| Dodece said: I do not see Microsoft at fault here, and more to the point I do not see the argument that justifies the need for having multiple operating systems. The more systems there are the less fluent users will be, and the more technical problems will arise. The blanket statement that competition is good is not always the truth. Some markets need a standard barer, and you need not look any further then for example the railroad industry. The industry functions, because a few large companies established standards such as gauge. Thanks to that trains could be made to a uniform design. Trains could transit large distances. Plus the standardization allowed for real price reductions and efficiency. So there are advantages. The problem for these companies isn't just that they are smaller or less well known. The problem is that they haven't developed a vastly superior or different product. |
I see your point, but what you're really calling for is interoperability - that programs can be portable between OSs. This is possible without using one OS. MS has consistently been against portability by making its APIs (e.g. DirectX, .NET) closed and tied to MS platforms. It's very easy to port Linux apps to Windows - just recompile with one button press. The reverse takes years due to MS's tactics.

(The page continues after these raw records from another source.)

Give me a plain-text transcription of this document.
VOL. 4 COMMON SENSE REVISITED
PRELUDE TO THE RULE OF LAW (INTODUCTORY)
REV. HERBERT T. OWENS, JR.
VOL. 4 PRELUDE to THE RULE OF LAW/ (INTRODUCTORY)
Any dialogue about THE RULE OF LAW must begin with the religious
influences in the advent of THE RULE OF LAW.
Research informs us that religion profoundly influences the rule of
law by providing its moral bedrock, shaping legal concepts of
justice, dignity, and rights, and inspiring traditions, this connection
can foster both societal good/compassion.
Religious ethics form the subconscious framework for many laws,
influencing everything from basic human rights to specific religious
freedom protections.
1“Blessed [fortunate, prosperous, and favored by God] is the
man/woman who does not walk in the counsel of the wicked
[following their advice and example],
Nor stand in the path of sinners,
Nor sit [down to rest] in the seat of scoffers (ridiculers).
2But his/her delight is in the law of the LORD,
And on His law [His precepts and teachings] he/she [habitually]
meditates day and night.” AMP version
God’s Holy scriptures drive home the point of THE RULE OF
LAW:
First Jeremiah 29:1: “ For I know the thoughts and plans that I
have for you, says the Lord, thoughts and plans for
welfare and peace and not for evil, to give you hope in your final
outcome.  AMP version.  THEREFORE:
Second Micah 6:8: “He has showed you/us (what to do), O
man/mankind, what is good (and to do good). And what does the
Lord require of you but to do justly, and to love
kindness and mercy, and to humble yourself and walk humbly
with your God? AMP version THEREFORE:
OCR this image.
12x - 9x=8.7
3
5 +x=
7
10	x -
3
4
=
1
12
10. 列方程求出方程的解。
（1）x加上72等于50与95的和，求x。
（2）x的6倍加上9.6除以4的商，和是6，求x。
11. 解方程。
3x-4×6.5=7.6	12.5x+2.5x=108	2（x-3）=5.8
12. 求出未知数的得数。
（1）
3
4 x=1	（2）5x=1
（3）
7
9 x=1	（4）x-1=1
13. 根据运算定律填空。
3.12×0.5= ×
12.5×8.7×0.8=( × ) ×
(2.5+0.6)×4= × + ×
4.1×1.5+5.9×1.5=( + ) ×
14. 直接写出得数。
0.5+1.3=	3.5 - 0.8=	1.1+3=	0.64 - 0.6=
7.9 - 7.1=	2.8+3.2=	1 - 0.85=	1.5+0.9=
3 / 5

Also, interface consistency is achieveable withoout using one system via the use of standards. Linux is fragmented... but most apps look the same and are usable in the same way consistently due to adherence to voluntary standards. You'd think MS would be at an advantage here since the platform is under the control of one company - but even MS's own apps have contradictory behaviours. Buttons and functions look and behave differently between Office, IE, Windows Media Player, Movie Maker, Outlook, the Taskbar, the Control Panel... it's a usability mess. This is why OpenOffice is an easier upgrade than Office 2003 -> 2007 - it sticks close to what people know.
Also, running everything on one closed system puts you at the mercy of that company. Why is it a single virus or trojan can take over millions of computers at once and take months to recover? Why was the Y2K bug so big and cause billions of dollars of spending to fix it? It's because we ALL run MS. The day that the Big One of vulnerabilities is discovered then 95% of the world's PCs will go down.